Смертельно побледневшая мать была не в силах произнести ни слова, слушая этот сбивчивый рассказ.

— Я решил все вам рассказать, — продолжал Корбьер, — потому что мне пора возвращаться в Эвре. Ролана нельзя оставлять одного.

— Вы уезжаете сегодня?

— Мне дали адрес агентства на улице Прованс, которое организует поездки автостопом. Завтра в шесть тридцать меня подберут у Эйфелевой башни, я буду в форме, чтобы меня можно было узнать.

— Можно перевезти Ролана? — простонала мадам Порталье.

— Соланж, я займусь этим, — сказала ей подруга.

Было решено, что мадам Жюрио пойдет с Корбьером к нему домой на улицу Лорда Байрона и посидит с Роланом. Но сначала женщины вместе с солдатом сложили в чемодан чистые вещи и еду: молотый кофе, сахар, консервированный горошек. Они отправились пешком по бульвару Осман, Корбьер нес чемодан, а мадам Жюрио семенила рядом, стуча высокими каблучками. Она ему понравилась.

«Хорошо держится для буржуазки, — подумал Корбьер. — Несмотря на все неприятности, Порталье повезло, что у него будет такая сиделка».

На бульваре Сен-Мишель и прилегающих улицах солдаты из инженерных войск оттаскивали строительный мусор, мешавший движению. За ними шли другие бригады, которые снова мостили дорогу. Парижане фотографировали обгорелые остовы машин, позировали перед спиленными деревьями, прогуливались по кварталу, чтобы собственными глазами увидеть разгромленные улицы. В тех магазинах, где в ночь баррикад не успели опустить железные ставни, все разнесли вдребезги. Сейчас торговцы прибивали на место стекол фанерные листы. Повсюду толпились люди самых разных возрастов и мастей. На улицах, на заводах и фабриках, в лицеях — везде разгорались жаркие споры.

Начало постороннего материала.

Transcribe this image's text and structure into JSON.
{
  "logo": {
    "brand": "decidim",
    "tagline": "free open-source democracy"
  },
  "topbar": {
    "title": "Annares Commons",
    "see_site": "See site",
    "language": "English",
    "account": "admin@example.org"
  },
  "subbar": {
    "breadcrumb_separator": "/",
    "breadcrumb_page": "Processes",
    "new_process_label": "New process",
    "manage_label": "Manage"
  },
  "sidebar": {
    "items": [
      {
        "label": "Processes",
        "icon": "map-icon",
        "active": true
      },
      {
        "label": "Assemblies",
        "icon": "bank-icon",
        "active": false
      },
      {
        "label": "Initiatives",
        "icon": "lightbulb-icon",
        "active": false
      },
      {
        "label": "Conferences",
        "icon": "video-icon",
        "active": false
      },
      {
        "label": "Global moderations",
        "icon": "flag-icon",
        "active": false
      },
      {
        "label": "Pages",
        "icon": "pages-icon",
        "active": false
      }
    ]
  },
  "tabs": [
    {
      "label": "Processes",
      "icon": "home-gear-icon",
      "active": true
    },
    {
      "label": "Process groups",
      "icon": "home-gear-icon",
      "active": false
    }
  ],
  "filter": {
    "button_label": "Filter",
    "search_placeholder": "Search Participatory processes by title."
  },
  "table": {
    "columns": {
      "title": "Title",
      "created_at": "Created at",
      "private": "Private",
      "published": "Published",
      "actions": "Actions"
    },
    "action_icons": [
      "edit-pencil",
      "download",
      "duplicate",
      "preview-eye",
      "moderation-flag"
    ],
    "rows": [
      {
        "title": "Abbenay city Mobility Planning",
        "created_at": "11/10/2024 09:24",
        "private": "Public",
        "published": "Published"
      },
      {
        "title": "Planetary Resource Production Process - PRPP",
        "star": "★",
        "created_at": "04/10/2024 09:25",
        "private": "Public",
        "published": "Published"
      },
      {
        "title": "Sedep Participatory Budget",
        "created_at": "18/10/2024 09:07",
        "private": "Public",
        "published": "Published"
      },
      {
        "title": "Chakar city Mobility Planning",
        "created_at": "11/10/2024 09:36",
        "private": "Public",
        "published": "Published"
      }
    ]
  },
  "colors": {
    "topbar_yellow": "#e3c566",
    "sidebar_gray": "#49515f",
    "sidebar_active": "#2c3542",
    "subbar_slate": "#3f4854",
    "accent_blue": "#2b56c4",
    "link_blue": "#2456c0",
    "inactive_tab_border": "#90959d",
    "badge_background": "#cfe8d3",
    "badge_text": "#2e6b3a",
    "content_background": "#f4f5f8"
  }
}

У забастовщиков появилось время подумать. Они парализовали жизнь страны, большая часть экономики пребывала в вынужденном бездействии. Каждый вдруг задумался о своей роли во всем этом. Люди говорили друг с другом, как не говорили никогда раньше, прямо на улице, даже с незнакомыми. Еще месяц назад такого и предположить было нельзя. Булочники задумывались о хлебе, преподаватели — о программах, мясники — об антрекотах, медсестры — о больных, танцовщицы из Фоли-Бержер — о том, какую же мечту они предлагают своим зрителям, спортсмены — о том, не слишком ли агрессивно они ведут себя на соревнованиях. Вслед за студентами, металлургами, портовыми грузчиками и железнодорожниками множество взрослых людей захотело повзрослеть по-настоящему.